GENEVA (Reuters) - A U.N.-sponsored panel aims to settle a long-running tug of war for control of the Internet by July and propose solutions to problems such as cyber crime and email spam, panel leaders announced.
The panel, set up in December 2003, will lay groundwork for a final decision to be taken in Tunis in November at a U.N.-sponsored World Summit on the Information Society, where global control of the world wide web may be decided.
Right now, the most recognizable Internet governance body is a California-based non-profit company, the International Corporation for Assigned Names and Numbers (ICANN).
But developing countries want an international body, such as the U.N.'s International Telecommunication Union (ITU), to have control over governance -- from distributing Web site domains to fighting spam.

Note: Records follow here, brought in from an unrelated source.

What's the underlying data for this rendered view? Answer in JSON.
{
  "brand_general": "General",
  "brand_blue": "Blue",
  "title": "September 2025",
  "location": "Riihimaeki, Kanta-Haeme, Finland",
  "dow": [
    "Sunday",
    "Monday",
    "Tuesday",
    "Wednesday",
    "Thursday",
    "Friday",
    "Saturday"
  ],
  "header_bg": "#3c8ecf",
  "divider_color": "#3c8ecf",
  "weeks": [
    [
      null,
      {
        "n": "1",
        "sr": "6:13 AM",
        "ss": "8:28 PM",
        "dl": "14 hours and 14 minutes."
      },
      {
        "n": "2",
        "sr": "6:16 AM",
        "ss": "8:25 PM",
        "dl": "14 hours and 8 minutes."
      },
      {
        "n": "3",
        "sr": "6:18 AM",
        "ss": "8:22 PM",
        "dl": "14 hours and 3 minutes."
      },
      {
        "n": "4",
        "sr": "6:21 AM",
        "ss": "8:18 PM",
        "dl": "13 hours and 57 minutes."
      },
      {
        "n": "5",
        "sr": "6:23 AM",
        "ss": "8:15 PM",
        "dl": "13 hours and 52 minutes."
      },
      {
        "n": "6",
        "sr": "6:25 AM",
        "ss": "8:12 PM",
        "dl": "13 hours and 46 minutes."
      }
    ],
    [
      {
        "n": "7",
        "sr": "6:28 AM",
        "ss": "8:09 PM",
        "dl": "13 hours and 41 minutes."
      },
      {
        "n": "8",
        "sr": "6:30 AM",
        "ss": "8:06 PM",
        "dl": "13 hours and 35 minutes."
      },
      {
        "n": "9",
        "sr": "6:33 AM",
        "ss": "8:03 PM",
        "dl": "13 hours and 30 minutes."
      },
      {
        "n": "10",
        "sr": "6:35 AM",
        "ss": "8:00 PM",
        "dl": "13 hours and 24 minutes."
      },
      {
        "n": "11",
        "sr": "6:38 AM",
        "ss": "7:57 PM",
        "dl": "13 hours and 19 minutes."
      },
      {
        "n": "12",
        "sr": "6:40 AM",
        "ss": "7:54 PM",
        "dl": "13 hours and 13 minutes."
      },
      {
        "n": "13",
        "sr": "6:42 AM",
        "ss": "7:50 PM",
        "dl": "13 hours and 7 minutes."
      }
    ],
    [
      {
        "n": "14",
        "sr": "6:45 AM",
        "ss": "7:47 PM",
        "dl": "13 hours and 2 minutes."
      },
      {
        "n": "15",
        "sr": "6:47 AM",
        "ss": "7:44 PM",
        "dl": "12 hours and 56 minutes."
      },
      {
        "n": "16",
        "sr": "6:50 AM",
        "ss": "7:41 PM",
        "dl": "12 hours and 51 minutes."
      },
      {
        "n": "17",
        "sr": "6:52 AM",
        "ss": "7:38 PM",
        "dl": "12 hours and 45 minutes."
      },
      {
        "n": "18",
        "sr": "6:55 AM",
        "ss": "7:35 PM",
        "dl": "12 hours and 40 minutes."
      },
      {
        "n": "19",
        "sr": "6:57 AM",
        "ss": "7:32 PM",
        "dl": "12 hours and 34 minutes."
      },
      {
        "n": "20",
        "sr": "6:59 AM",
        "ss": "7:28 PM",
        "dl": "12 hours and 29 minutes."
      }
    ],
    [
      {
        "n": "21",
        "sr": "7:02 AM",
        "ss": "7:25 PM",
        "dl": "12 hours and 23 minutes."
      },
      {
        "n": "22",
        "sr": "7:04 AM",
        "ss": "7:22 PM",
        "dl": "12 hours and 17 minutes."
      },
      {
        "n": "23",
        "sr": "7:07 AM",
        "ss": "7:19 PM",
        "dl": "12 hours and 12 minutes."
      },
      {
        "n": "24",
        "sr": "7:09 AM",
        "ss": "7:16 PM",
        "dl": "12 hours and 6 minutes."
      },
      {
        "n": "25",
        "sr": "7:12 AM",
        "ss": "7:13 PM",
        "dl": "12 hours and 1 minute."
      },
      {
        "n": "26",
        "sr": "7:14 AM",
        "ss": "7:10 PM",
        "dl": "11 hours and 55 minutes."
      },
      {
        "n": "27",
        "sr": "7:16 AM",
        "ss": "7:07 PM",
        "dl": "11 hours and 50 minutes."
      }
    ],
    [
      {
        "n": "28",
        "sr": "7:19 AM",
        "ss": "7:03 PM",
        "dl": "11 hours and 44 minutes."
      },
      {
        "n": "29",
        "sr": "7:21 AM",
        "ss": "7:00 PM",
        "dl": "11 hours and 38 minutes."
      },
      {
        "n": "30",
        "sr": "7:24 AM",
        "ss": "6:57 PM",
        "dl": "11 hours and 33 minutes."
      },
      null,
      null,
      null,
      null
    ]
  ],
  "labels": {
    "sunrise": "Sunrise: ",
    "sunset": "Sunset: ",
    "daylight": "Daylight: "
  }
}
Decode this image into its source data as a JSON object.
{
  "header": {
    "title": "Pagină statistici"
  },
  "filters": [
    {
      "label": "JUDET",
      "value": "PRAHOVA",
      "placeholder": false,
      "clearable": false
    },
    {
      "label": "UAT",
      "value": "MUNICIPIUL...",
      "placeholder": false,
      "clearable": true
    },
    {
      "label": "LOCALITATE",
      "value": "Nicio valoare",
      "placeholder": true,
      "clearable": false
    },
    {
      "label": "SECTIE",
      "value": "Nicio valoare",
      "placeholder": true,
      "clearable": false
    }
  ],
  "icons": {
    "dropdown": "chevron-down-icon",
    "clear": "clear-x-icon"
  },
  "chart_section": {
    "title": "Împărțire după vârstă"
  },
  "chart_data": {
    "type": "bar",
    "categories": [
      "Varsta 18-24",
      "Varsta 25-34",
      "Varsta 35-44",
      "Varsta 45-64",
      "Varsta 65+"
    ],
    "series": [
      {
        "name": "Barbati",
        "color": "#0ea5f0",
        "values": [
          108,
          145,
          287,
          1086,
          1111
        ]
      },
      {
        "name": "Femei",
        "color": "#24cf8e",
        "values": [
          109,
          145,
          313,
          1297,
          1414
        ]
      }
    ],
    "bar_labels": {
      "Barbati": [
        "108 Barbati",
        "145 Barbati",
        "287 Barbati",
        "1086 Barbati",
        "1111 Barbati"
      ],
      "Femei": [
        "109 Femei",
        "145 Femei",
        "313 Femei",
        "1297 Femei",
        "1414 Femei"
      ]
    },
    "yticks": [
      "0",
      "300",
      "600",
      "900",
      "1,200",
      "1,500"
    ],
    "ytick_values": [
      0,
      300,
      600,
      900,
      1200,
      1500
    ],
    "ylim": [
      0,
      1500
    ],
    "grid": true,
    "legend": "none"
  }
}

"There is an issue that is out there and that needs to be resolved," said Nitin Desai, chairman of working group and special adviser to U.N. Secretary-General Kofi Annan.
Incorporated in 1998, ICANN oversees management of the Internet's crucial addressing system which matches numerical addresses to familiar Web site addresses.
While its oversight has been confined to technical matters, critics say that it is subject to U.S. political influence.
The ITU, a 138-year-old trade body that among other things established country code rules for international telephone calls, is seen by developing countries as being better able to address their needs.
All countries want to counter spam -- unsolicited commercial messages that can flood email accounts by the hundreds and burden the web with unwanted traffic.